The Mexican fox squirrel (Sciurus nayaritensis) is a species of tree squirrel found throughout the Sierra Madre Occidental of Mexico as far south as Jalisco — and northward into the Chiricahua Mountains of southeastern Arizona, U.S.

This species, or its subspecies, is sometimes called the Nayarit, Apache, or Chiricahua fox squirrel. It has been evaluated as an IUCN Red List Least Concern species.

==Description==

===Physical===
The Mexican fox squirrel has a grizzled brown back with a yellow to rufous underside, and a charcoal tail frosted with white. Two molts occur each year; the winter pelage is more rufous and the scrotum is often ringed with white. Mass is approximately 700 g.

===Behavior===
Mexican fox squirrels are diurnal, non-territorial, and do not hibernate during the winter months.

- Food sources
The Mexican fox squirrel forages extensively on the ground and in the forest canopy for tree seeds, flowers, and fungi. Seeds from the cones from pine, Douglas fir, and true firs are extracted by removing individual cone scales. Acorns and walnuts are also eaten when available, along with a variety of other tree seeds, hypogeous and occasionally epigeous fungi, and insects. Mexican fox squirrels occasionally cache large seeds by scatter-hoarding them in leaf litter and topsoil.

The ecology of the Mexican fox squirrel has not been studied thoroughly, particularly outside the United States. Densities are often very low. Large raptors, canids, felids, procyonids and snakes are likely the major predators.

Mexican fox squirrels typically produce a single small litter of 1 or 2 young in late spring or summer. Mexican fox squirrels nest in ball-shaped dreys composed of sticks and leaves in trees; cavities within large trees are occasionally used, especially by nursing females. They are known to communally nest at times. Mexican fox squirrels are notably silent and appear to prefer to seek cover and remain motionless. If startled, they may bark and chuck from safe locations in trees.

==Habitat==
Mexican fox squirrels are found in forests ranging from low elevation (~1500 m) Madrean forests with a mixture of pine and oak to higher elevation mixed conifer forests < 2700 m. Riparian areas with large cottonwoods and sycamores often harbor the highest densities. In the United States, the squirrel lives only in the Chiricahua Mountains of southeastern Arizona.

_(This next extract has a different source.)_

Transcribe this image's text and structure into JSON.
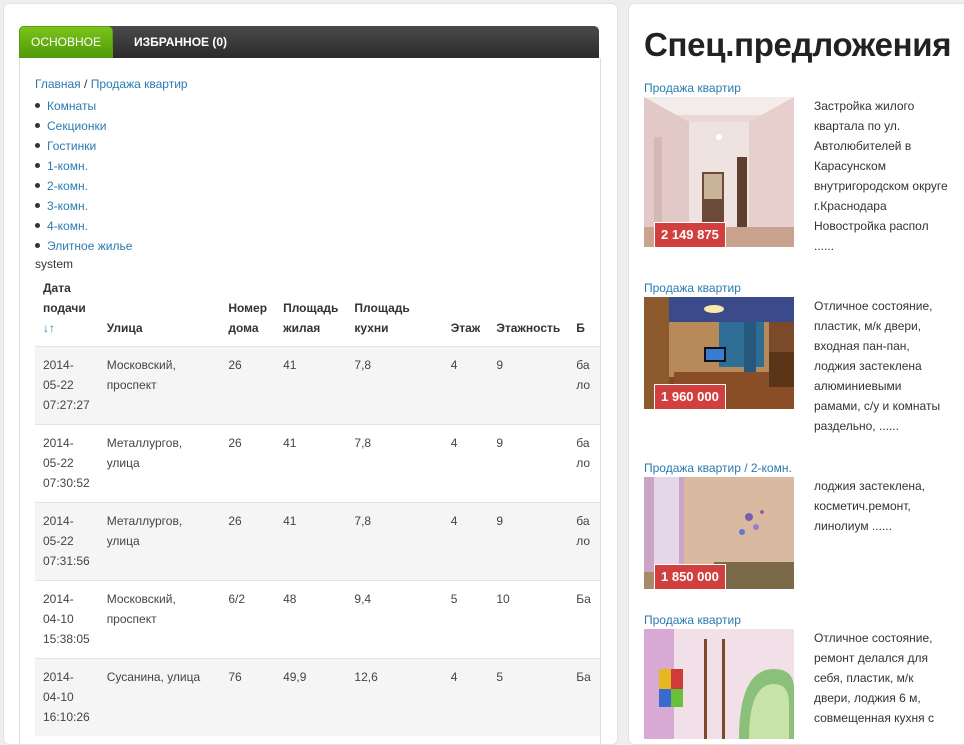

The Mexican fox squirrel inhabits forests that were historically maintained by frequent, low-severity fire, and uses areas with open understory and large trees that are typical of such forests.

==Subspecies==
There are three subspecies:
- S. n. nayaritensis (Nayarit fox squirrel): southern portion of the distribution range. This is a smaller and more yellowish subspecies.
- S. n. apache (Apache fox squirrel): northern and central portion of the distribution range. This is a subspecies intermediate in size and color.
- S. n. chiricahuae (Chiricahua fox squirrel): an endemic subspecies of the Chiricahua Mountains of southeastern Arizona, U.S. Characterized as more reddish throughout.